Back to buying the fear…. At Stockradar the approach is that we don’t pick a ‘market’ bottom we pick off stocks one by one in a game of cat and mouse with some careening ahead and some failing at the first post. That’s the risk management aspect. It’s the game we play and if we’re in it to win it, we play the best we can which is not without ‘managed’ risk and loss.

There aren’t many stock picks yet from my 166-stock list-only 12! But I’m carefully evaluating and looking for other targets. Over recent weeks I’ve banged on about safety and caution and to avoid reckless buying. (See this week’s Micro view on Consumer Discretionary stocks) That’s important because in this environment fear can quickly take hold again. But you will notice looking through the fear there are always some stocks that appear to have a certain degree of immunity. It’s like paying a game of Where’s Wally!

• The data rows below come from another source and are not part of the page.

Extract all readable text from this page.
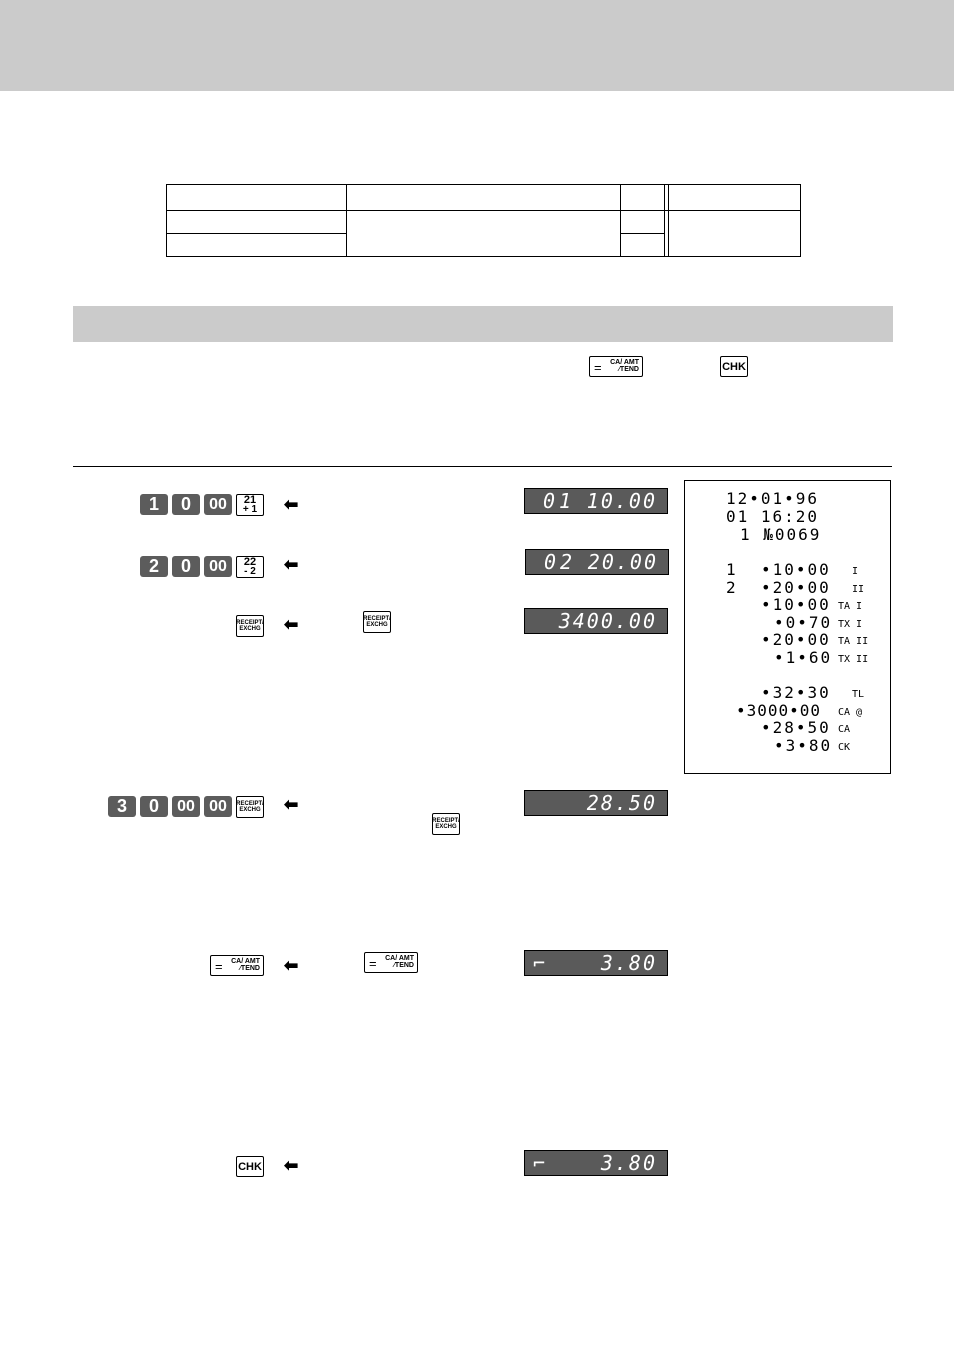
= CA/ AMT
⁄TEND	CHK
1	0	00	21
+ 1 ⬅	01 10.00
2	0	00	22
- 2 ⬅	02 20.00
RECEIPT/
EXCHG ⬅	RECEIPT/
EXCHG	3400.00
12•01•96
01 16:20
1 №0069
1	•10•00	I
2	•20•00	II
•10•00 TA I
•0•70 TX I
•20•00 TA II
•1•60 TX II
•32•30	TL
•3000•00	CA @
•28•50 CA
•3•80 CK
3	0	00 00	RECEIPT/
EXCHG ⬅
RECEIPT/
EXCHG
28.50
= CA/ AMT
⁄TEND ⬅	= CA/ AMT
⁄TEND	⌐	3.80
CHK ⬅	⌐	3.80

You don’t just buy the (market) fear you buy it
using careful process driven systematic selection

We try and gain clarity and perspective from where we sit. We look at price action and volume levels. We evaluate and try to shift the odds into our corner. It’s hard work, mentally challenging and exhausting in this somewhat fragile psychological environment. We can take the easy route and just say I’m not playing now, as many have. I’m not sure that’s the right way to play such a market. It’s a gun-shy approach. You won’t lose any money, yes, but you’ll miss good opportunities and that what this market is about now. You’ll be the one saying – if only! Opportunities. If we play this game, we need to play it right, otherwise don’t dance.

Money as we know is a strange master because it does drive us all to do strange things. So, in the stock market where money is made and lost at lightning fast speed, we can’t let it master us or we fail, we need to master it and take control.

The many nuances of stock market trading are a challenge to us all – constantly – that will never change end every moment and challenge is different. Exhausting, but also exhilarating.